Being an artist is a very privileged position, one where you can flip the story, and therefore flip history in a way. So I took the opportunity and the space to do that – to make people with browner skin be treated, to help them heal and relax. This past year has been all about mindfulness and self-care. And so I called this piece Rupture and Repair, as it is made up of all those different layers, whilst also providing an oasis of tranquility. I printed a seascape on chiffon and collaged it with the person getting head massaged and that way embodying these two layers of rupture and repair: once you're broken there will be time to be healed again and that is obviously also very autobiographical.
CB: Have you found your home?
HA: Making these images and these works sort of ensures that these feelings, associations, and memories (of home) will stay with me. So I would say yes.

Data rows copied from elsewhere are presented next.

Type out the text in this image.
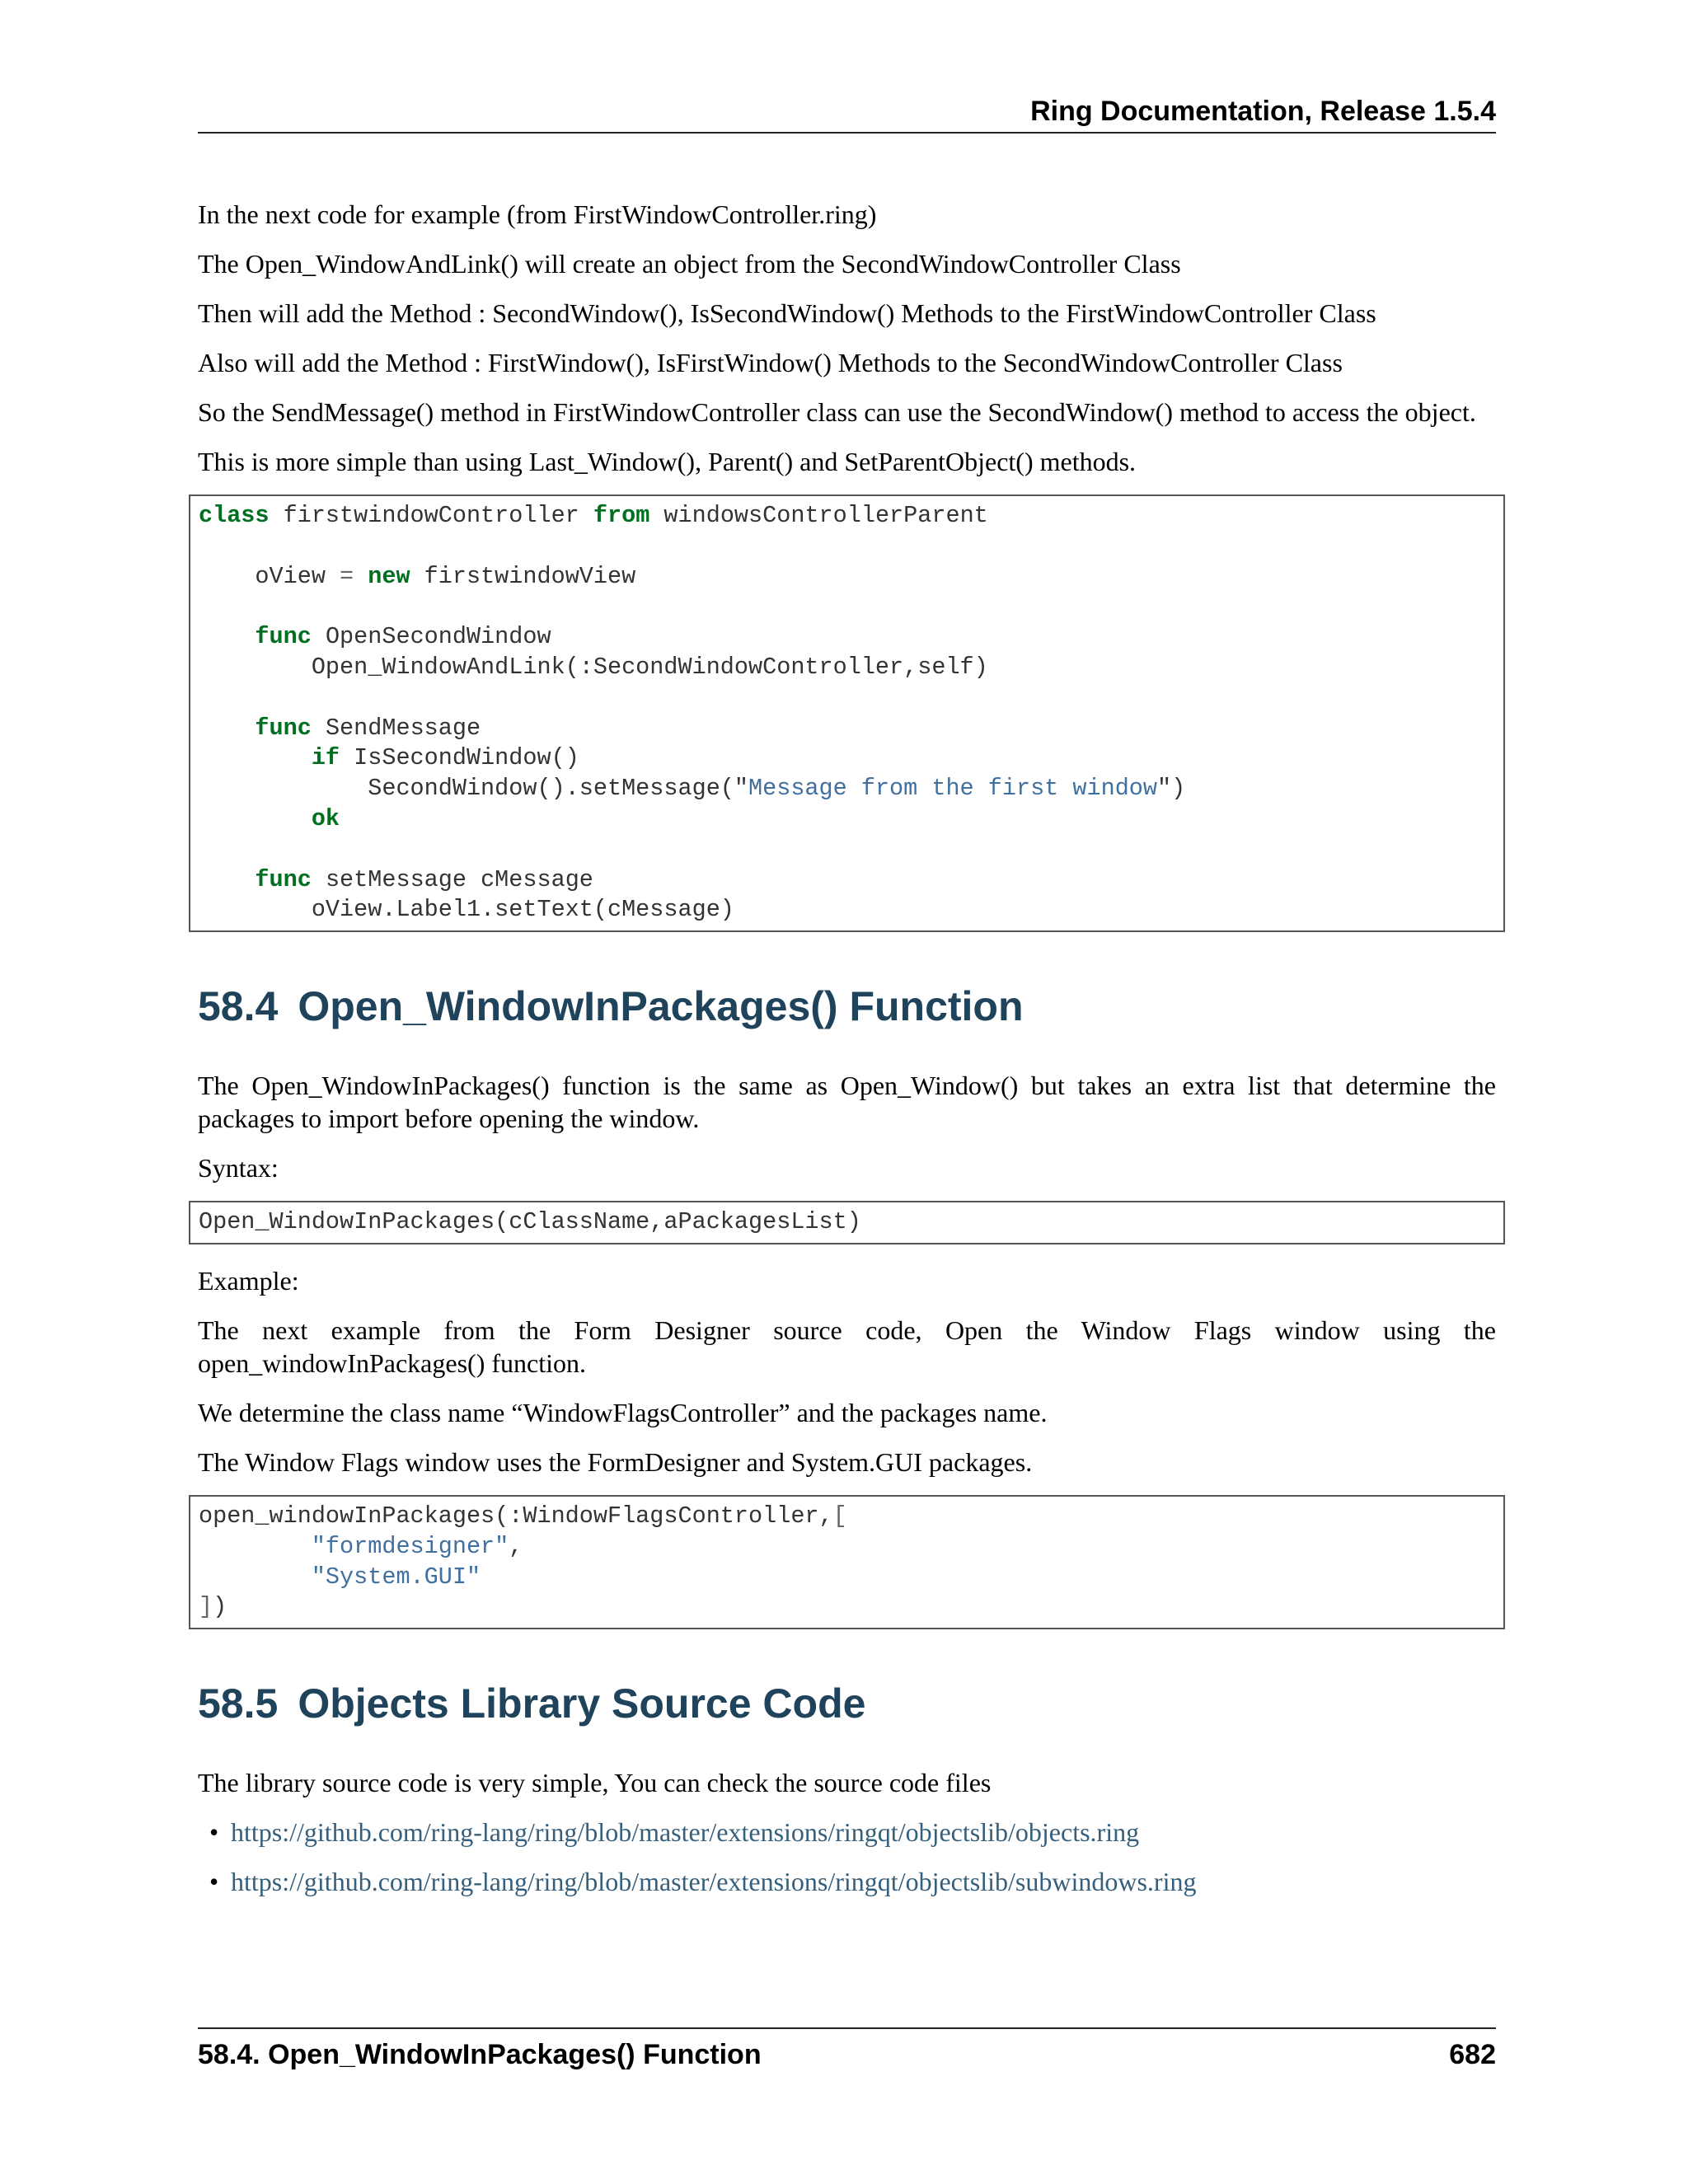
Ring Documentation, Release 1.5.4

In the next code for example (from FirstWindowController.ring)

The Open_WindowAndLink() will create an object from the SecondWindowController Class

Then will add the Method : SecondWindow(), IsSecondWindow() Methods to the FirstWindowController Class

Also will add the Method : FirstWindow(), IsFirstWindow() Methods to the SecondWindowController Class

So the SendMessage() method in FirstWindowController class can use the SecondWindow() method to access the object.

This is more simple than using Last_Window(), Parent() and SetParentObject() methods.

class firstwindowController from windowsControllerParent

oView = new firstwindowView

func OpenSecondWindow
Open_WindowAndLink(:SecondWindowController,self)

func SendMessage
if IsSecondWindow()
SecondWindow().setMessage("Message from the first window")
ok

func setMessage cMessage
oView.Label1.setText(cMessage)
58.4 Open_WindowInPackages() Function

The Open_WindowInPackages() function is the same as Open_Window() but takes an extra list that determine the packages to import before opening the window.

Syntax:

Open_WindowInPackages(cClassName,aPackagesList)

Example:

The next example from the Form Designer source code, Open the Window Flags window using the open_windowInPackages() function.

We determine the class name “WindowFlagsController” and the packages name.

The Window Flags window uses the FormDesigner and System.GUI packages.

open_windowInPackages(:WindowFlagsController,[
"formdesigner",
"System.GUI"
])
58.5 Objects Library Source Code

The library source code is very simple, You can check the source code files

• https://github.com/ring-lang/ring/blob/master/extensions/ringqt/objectslib/objects.ring
• https://github.com/ring-lang/ring/blob/master/extensions/ringqt/objectslib/subwindows.ring
58.4. Open_WindowInPackages() Function	682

There were these moments particularly when meeting the people I mentioned that I felt like I was home but you know that is momentary – sometimes it stays with you sometimes it goes away again, but I guess that is just the migration experience. So I don't know, I feel at home in a way that I have the artist community here and that is the sort of home that I always longed for and always searched for. And I am happy to have that. It’s a very solid question, and ultimately it’s both: yes and now. It is – again – in between.
Hangama Amiri: Wandering Amidst the Colors is on view until May 1st, 2021 at Albertz Benda.